Sunday, May 28, 2017

Postmodernism "and other unfortunate hermeneutical fashions of recent decades"

From Dennett on Wieseltier V. Pinker in the New Republic: Let's Start With A Respect For Truth by Daniel C. Dennett. A Two Cultures argument a la C.P. Snow.

I was interested because it is such a vocal, but rare, argument against the ludditism, intolerance, bigotry and authoritarianism of postmodernists and their ilk (critical theory, critical race theory, gender studies, deconstructionism, postcolonial theory, multiculturalism, etc.).
Postmodernism, the school of "thought" that proclaimed "There are no truths, only interpretations" has largely played itself out in absurdity, but it has left behind a generation of academics in the humanities disabled by their distrust of the very idea of truth and their disrespect for evidence, settling for "conversations" in which nobody is wrong and nothing can be confirmed, only asserted with whatever style you can muster. Wieseltier concedes the damage done to the humanities by postmodernism "and other unfortunate hermeneutical fashions of recent decades" but tries to pin this debacle on the "progressivism" the humanities was tempted to borrow from science. "The humanities do not progress linearly, additively, sequentially, like the sciences," he avers, in the face of centuries of scholarship and criticism in the humanities that have corrected, enlarged, illuminated, and advanced the understanding of all its topics and texts. All that accumulated knowledge used to be regarded as the intellectual treasure we humanities professors were dedicated to transmitting to the next generation, and Pinker is encouraging us to return to that project, armed with some new intellectual tools—both thinking tools (theories and methods and models and the like) and data-manipulating tools (computers, optical character recognition, statistics, data banks). Wieseltier wants no part of this, but his alternative is surprisingly reminiscent of the just discredited fads; perhaps he has not completely purged his mind of the germs of postmodernism.

[snip]

Pomposity can be amusing, but pomposity sitting like an oversized hat on top of fear is hilarious.
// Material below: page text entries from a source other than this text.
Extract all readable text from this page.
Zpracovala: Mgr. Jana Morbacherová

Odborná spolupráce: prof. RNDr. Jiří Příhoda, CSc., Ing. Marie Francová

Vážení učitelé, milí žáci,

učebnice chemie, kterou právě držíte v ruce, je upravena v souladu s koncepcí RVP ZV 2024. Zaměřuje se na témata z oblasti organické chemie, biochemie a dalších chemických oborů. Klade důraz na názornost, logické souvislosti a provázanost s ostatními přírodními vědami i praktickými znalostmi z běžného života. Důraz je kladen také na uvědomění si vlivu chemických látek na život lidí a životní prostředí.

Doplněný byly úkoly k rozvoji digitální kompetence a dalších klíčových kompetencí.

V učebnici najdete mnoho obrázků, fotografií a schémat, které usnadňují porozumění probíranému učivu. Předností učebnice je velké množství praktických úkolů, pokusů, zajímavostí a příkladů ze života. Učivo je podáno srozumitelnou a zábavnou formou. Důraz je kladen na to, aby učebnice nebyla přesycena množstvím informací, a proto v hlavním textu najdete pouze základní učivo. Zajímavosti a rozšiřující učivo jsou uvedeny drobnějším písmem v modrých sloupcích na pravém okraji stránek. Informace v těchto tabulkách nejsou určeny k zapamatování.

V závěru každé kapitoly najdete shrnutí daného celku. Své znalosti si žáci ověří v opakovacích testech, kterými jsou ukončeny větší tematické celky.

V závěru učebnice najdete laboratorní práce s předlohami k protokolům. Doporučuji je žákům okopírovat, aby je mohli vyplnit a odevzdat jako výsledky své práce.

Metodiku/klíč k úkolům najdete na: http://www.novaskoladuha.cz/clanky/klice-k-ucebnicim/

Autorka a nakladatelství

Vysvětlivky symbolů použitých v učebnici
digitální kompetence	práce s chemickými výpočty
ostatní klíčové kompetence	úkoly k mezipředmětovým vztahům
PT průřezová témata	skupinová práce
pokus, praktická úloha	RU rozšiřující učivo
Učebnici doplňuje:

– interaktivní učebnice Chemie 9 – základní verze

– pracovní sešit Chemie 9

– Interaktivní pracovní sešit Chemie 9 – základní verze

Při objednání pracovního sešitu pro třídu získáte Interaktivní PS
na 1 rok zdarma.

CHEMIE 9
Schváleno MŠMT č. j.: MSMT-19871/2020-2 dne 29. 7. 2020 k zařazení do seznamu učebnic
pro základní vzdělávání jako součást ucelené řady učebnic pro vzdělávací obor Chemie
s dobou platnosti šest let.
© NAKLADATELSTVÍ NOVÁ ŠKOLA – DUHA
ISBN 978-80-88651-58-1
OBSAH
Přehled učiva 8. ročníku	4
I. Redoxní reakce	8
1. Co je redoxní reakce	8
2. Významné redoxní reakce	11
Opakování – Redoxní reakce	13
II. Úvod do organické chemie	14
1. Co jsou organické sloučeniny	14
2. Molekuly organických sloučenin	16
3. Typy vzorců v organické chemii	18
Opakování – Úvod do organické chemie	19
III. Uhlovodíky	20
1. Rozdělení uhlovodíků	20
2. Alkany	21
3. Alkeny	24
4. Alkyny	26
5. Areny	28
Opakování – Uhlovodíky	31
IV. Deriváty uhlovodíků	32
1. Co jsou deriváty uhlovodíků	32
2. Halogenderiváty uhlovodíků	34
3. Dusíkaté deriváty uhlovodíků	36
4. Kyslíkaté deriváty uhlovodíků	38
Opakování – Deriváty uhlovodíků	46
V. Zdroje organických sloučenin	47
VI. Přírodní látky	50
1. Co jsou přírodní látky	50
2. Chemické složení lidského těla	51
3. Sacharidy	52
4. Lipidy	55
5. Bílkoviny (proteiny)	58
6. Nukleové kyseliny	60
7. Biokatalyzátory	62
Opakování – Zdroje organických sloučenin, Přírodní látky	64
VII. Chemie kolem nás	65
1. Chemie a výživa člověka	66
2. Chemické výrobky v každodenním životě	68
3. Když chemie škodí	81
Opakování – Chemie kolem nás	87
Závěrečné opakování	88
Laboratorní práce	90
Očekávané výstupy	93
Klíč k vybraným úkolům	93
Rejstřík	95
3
Wieseltier is afraid that the humanities are being overrun by thinkers from outside, who dare to tackle their precious problems—or "problematics" to use the, um, technical term favored by many in the humanities. He is right to be afraid. It is true that there is a crowd of often overconfident scientists impatiently addressing the big questions with scant appreciation of the subtleties unearthed by philosophers and others in the humanities, but the way to deal constructively with this awkward influx is to join forces and educate them, not declare them out of bounds. The best of the "scientizers" (and Pinker is one of them) know more philosophy, and argue more cogently and carefully, than many of the humanities professors who dismiss them and their methods on territorial grounds. You can't defend the humanities by declaring it off limits to amateurs. The best way for the humanities to get back their mojo is to learn from the invaders and re-acquire the respect for truth that they used to share with the sciences.